Мне было очень не по себе. Наконец, мне стало всерьез тревожно: мне показалось, что он на грани истерики, буйства. Его лицо неприятно набухло и наливалось все больше краской. Интересно, он ведь к чему-то готовил себя, к чему?.. И что он выкинет через минуту? Будет скандал! Стать очевидцем супружеского скандала!.. Это был очень скверный поворот. Голубка тоже внимательно вдруг посмотрела на мужа и, достаточно зная его, шагнула ему навстречу.
— Что начинать? Что рассказывать? — Она смотрела на него послушно и жалостно. — Ну, хорошо. Мы встречались с Игорем. В самом деле. Мы вместе провели тот месяц, что он жил в Киеве. Но ты же знаешь, Гарик, что это был за месяц. Что творилось в нашем доме. Мы именно в этот месяц и разошлись, — оглянулась она на меня. — Я ведь была в ужасном состоянии. И никого не оказалось рядом. А он все скрасил своим присутствием. Он поступил как друг. Я буду всю жизнь вспоминать с благодарностью его благородство. Ты должна гордиться своим мужем, — снова глянула на меня Голубка. — Ты, именно ты, Гарик, не можешь меня упрекать. Ты тогда создал в нашем доме ад. А он за меня вступился. Он тебя даже выгнал однажды. Но, согласись, так поступил бы всякий настоящий мужчина.

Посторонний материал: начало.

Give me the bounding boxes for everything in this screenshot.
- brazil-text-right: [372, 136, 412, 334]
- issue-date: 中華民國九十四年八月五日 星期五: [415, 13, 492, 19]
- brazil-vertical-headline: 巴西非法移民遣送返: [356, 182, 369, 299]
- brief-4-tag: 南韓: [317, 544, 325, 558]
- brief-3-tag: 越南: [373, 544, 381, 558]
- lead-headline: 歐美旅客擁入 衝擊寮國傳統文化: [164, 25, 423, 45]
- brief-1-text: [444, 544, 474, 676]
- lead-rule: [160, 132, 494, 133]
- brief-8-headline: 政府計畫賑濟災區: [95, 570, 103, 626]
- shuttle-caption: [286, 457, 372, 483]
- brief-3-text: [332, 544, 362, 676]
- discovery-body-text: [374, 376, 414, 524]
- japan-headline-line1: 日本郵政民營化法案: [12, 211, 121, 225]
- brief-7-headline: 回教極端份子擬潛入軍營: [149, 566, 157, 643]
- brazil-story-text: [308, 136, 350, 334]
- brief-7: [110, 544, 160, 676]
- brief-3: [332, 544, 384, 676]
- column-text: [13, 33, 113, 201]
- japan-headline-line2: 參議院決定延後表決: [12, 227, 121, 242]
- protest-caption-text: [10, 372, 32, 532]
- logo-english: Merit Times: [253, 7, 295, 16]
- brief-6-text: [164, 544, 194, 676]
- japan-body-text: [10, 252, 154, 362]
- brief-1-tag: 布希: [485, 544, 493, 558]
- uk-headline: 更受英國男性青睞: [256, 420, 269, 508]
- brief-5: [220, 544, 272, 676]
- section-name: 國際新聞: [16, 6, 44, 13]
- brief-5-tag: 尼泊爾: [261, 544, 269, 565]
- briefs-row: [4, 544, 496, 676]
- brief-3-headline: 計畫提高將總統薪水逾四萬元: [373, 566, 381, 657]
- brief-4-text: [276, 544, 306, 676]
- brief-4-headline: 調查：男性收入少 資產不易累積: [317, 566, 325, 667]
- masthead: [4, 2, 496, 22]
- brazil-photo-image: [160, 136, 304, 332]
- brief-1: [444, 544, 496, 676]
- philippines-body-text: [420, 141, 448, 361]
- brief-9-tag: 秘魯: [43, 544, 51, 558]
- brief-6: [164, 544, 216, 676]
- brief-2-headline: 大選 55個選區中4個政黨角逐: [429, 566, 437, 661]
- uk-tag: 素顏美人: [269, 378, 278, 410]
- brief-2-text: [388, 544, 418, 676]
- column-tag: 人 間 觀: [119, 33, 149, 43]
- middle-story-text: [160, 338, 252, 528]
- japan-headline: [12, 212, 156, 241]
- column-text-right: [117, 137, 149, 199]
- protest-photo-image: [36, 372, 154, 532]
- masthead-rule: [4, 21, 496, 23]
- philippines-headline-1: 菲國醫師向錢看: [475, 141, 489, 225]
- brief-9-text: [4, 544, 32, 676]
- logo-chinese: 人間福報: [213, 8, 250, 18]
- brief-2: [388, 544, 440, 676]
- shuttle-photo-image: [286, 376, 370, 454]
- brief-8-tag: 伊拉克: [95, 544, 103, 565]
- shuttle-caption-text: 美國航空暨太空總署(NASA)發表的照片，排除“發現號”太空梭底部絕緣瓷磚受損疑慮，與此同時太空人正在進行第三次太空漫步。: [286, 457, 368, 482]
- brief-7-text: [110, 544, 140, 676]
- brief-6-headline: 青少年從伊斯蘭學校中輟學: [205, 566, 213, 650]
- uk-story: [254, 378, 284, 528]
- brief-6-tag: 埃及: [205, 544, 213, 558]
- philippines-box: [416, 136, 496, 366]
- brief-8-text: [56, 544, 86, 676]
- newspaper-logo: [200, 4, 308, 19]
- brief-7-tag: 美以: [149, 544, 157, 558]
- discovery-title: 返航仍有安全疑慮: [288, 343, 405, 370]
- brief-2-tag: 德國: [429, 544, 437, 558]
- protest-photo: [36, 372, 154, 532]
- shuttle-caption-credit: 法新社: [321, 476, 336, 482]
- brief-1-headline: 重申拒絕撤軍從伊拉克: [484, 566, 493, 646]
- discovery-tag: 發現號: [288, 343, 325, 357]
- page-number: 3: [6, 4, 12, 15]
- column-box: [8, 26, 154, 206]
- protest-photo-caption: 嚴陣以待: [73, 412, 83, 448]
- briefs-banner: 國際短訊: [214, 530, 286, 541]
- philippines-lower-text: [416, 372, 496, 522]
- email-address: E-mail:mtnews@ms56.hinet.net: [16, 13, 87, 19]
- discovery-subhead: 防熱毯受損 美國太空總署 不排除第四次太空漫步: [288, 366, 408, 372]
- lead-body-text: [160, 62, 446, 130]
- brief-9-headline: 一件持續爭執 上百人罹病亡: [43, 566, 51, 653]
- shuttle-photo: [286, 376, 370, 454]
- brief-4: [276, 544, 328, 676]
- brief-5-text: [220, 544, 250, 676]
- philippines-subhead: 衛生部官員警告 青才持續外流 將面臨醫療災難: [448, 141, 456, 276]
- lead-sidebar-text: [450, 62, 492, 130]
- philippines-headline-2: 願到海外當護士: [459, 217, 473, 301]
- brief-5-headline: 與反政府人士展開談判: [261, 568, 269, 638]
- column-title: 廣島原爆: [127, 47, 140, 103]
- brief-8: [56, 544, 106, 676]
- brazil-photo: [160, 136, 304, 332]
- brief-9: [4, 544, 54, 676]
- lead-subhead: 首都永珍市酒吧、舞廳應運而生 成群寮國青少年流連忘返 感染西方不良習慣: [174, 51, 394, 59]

— Ах, как замечательно ты излагаешь! — изумился Гарик. — Я такого не знал. Выходит, сначала мы с тобой разошлись… а потом появился он? А не наоборот?! Ты за кого меня принимаешь?
— Я не знаю, за кого тебя принимать, — отвернулась Голубка.
— Не зна-а-аешь? А его? А его ты знала, да? За кого принять? За друга? Который скрасил? И чмокал в щечку как друг? И в палатке спал с тобой как друг? Они ездили с милой компанией на ночевку, — пояснил он мне. — Какими средствами он тебя утешал? Всеми? Или что-то вы оставили на потом? Вы ничего не оставили на потом. Вы торопились схавать моментик. На этой ночевке был один мой приятель. Уж он-то мне дал полнейший отчет. У нее было плохое настроение! Да она тогда цвела, как роза! Вот тогда-то я тебя, занюханная роза, и бросил. А раньше мы с тобой только в ссоре были. Вот так. Моя дорогая. Вы потом повторили ночевочку, с еще одной парочкой… утешающихся! — он хохотнул.
Но мне неожиданно вспомнилось нечто вовсе иное.
— Ой! — сказала я. — Галя! А когда у тебя день рождения?
— Скоро. — Ее взгляд был бесконечно усталым и тусклым.